Instrument panel injection molding:
When polycarbonate (PC) materials are molded at 220°C, a heat-resistant defoamer is
required. A new type of core-shell nanoparticle defoamer can maintain continuous defoaming for 24 hours at 200°C, solving the
problem of high-temperature failure of traditional products.
Electrophoretic coating:
Cathodic electrophoretic paint (CED) is prone to bubbles due to its high solid content. Fluorine-modified
silicone defoamers can quickly spread and destroy the elastic film of bubbles by reducing the surface tension to 16mN/m, thereby
improving the thickness uniformity of the electrophoretic layer by 30%.
2. 3C electronics: a bubble-breaking revolution with nano-level precision
In the coating of precision electronic products such as smartphones and tablets, defoamers must meet nano-level precision
requirements:
UV coating of mobile phone shells:
When ultraviolet light-cured coatings (UV) are cured instantly, bubbles will be "frozen" in the paint film due to volume shrinkage.
Temperature/pH dual-sensitive defoamers can remain inert below 80°C, and automatically activate the bubble-breaking function
when exceeding 120°C to solve the pinhole defects of UV coatings.

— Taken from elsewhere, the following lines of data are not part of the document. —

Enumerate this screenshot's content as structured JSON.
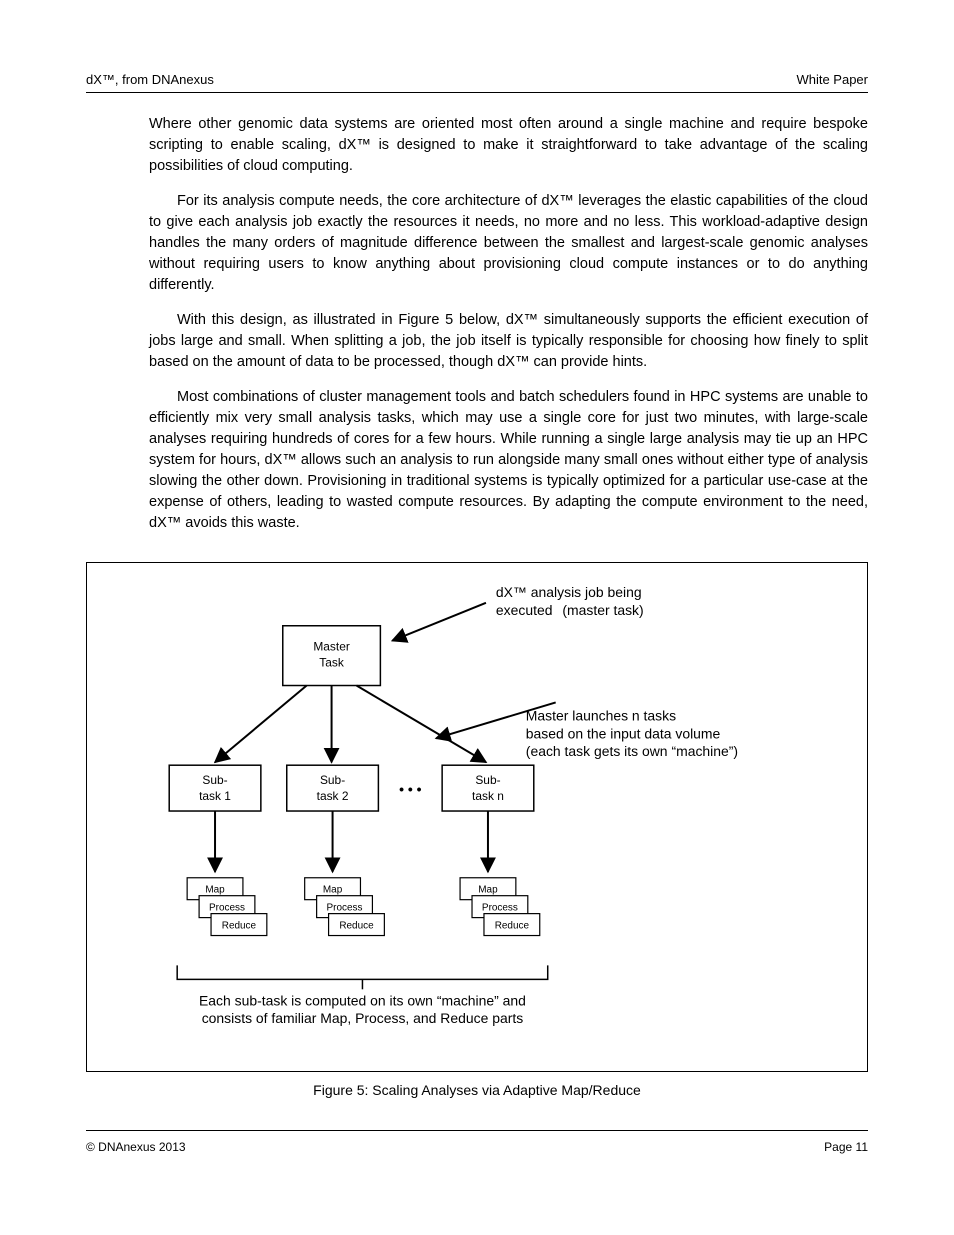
{
  "header": {
    "left": "dX™, from DNAnexus",
    "right": "White Paper"
  },
  "paragraphs": {
    "p1": "Where other genomic data systems are oriented most often around a single machine and require bespoke scripting to enable scaling, dX™ is designed to make it straightforward to take advantage of the scaling possibilities of cloud computing.",
    "p2": "For its analysis compute needs, the core architecture of dX™ leverages the elastic capabilities of the cloud to give each analysis job exactly the resources it needs, no more and no less. This workload-adaptive design handles the many orders of magnitude difference between the smallest and largest-scale genomic analyses without requiring users to know anything about provisioning cloud compute instances or to do anything differently.",
    "p3": "With this design, as illustrated in Figure 5 below, dX™ simultaneously supports the efficient execution of jobs large and small. When splitting a job, the job itself is typically responsible for choosing how finely to split based on the amount of data to be processed, though dX™ can provide hints.",
    "p4": "Most combinations of cluster management tools and batch schedulers found in HPC systems are unable to efficiently mix very small analysis tasks, which may use a single core for just two minutes, with large-scale analyses requiring hundreds of cores for a few hours. While running a single large analysis may tie up an HPC system for hours, dX™ allows such an analysis to run alongside many small ones without either type of analysis slowing the other down. Provisioning in traditional systems is typically optimized for a particular use-case at the expense of others, leading to wasted compute resources. By adapting the compute environment to the need, dX™ avoids this waste."
  },
  "figure": {
    "topLabel1": "dX™ analysis job being",
    "topLabel2": "executed",
    "topLabel2b": "(master task)",
    "midLabel1": "Master launches n tasks",
    "midLabel2": "based on the input data volume",
    "midLabel3": "(each task gets its own ",
    "midLabel3q": "“machine”",
    "midLabel3tail": ")",
    "subTop": "Sub-",
    "subBot1": "task 1",
    "subBot2": "task 2",
    "subBotN": "task n",
    "rowA": "Map",
    "rowB": "Process",
    "rowC": "Reduce",
    "bracket1": "Each sub-task is computed on its own ",
    "bracket1q": "“machine”",
    "bracket1tail": " and",
    "bracket2": "consists of familiar Map, Process, and Reduce parts",
    "dots": "• • •",
    "caption": "Figure 5: Scaling Analyses via Adaptive Map/Reduce"
  },
  "footer": {
    "left": "© DNAnexus 2013",
    "right": "Page 11"
  }
}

Laptop keyboard coating: Water-based polyurethane systems are prone to foaming due to surfactant residues. Polyether-modified
silicone defoamers achieve a balance between system compatibility and defoaming efficiency by adjusting the HLB value to 8-10,
which improves the wear resistance of keyboard coating by 40%.
Smart watch glass coating:
Silicon-free defoamers are required for vacuum coating pretreatment. Bio-based defoamers replace petroleum-based raw materials
with castor oil derivatives, reducing VOC content by 80% and avoiding silicon residues affecting coating adhesion.
3. Home appliance industry: Dual optimization of efficiency and cost
In home appliance shell coating, defoamers need to take into account both efficiency and cost:
Refrigerator door spraying:
Acrylic resin systems are prone to produce a lot of foam when stirred at high speed. Mineral oil defoamers
are widely used because of their fast defoaming and good economy. Experimental data show that adding 0.5% of mineral oil defoamers
can reduce the foam volume by 92%, and the coating cost of a single refrigerator can be reduced by 0.12 yuan.
Washing machine inner drum coating:
Powder coatings are prone to produce bubbles due to charge accumulation during electrostatic
spraying. Defoamers containing hydrophobic silica (particle size D50 = 8μm) can effectively puncture the elastic membrane of bubbles,
increase the powder application rate by 15%, and increase the spraying area by 20%.
Anti-mildew coating of air conditioner blades:
Water-based epoxy resin systems require the use of anti-shrinkage defoamers. A defoamer with excellent leveling properties can avoid
the fogging of the paint film caused by excessive defoamers, and increase the pass rate of the moisture resistance test of the anti-mildew
coating to 99%.
4. Special fields: bubble breaking challenges in extreme environments
In special fields such as aerospace and rail transportation, defoamers need to break through technical limits:
High-speed rail body coating:
During the operation of high-speed trains, the body coating needs to withstand the impact of 250km/h
wind speed. A weather-resistant defoamer introduces fluorocarbon segments to enable the coating to maintain defoaming efficiency in
a temperature change environment of -40℃ to 80℃, solving the problem of low-temperature failure of traditional products.
Wind turbine blade coating:
Offshore wind turbine equipment needs to resist salt spray corrosion for a long time. Anticorrosive coating systems containing zinc powder
are prone to foaming due to metal ion catalysis. A modified siloxane defoamer extends the salt spray resistance of the anticorrosive coating
to 5,000 hours by chelating metal ions.
Medical device coating:
Medical-grade defoamers must pass ISO 10993 biocompatibility testing. A polyether defoamer uses food-grade
raw materials, which can meet FDA certification requirements and is used in the production of antirust coatings for surgical instruments.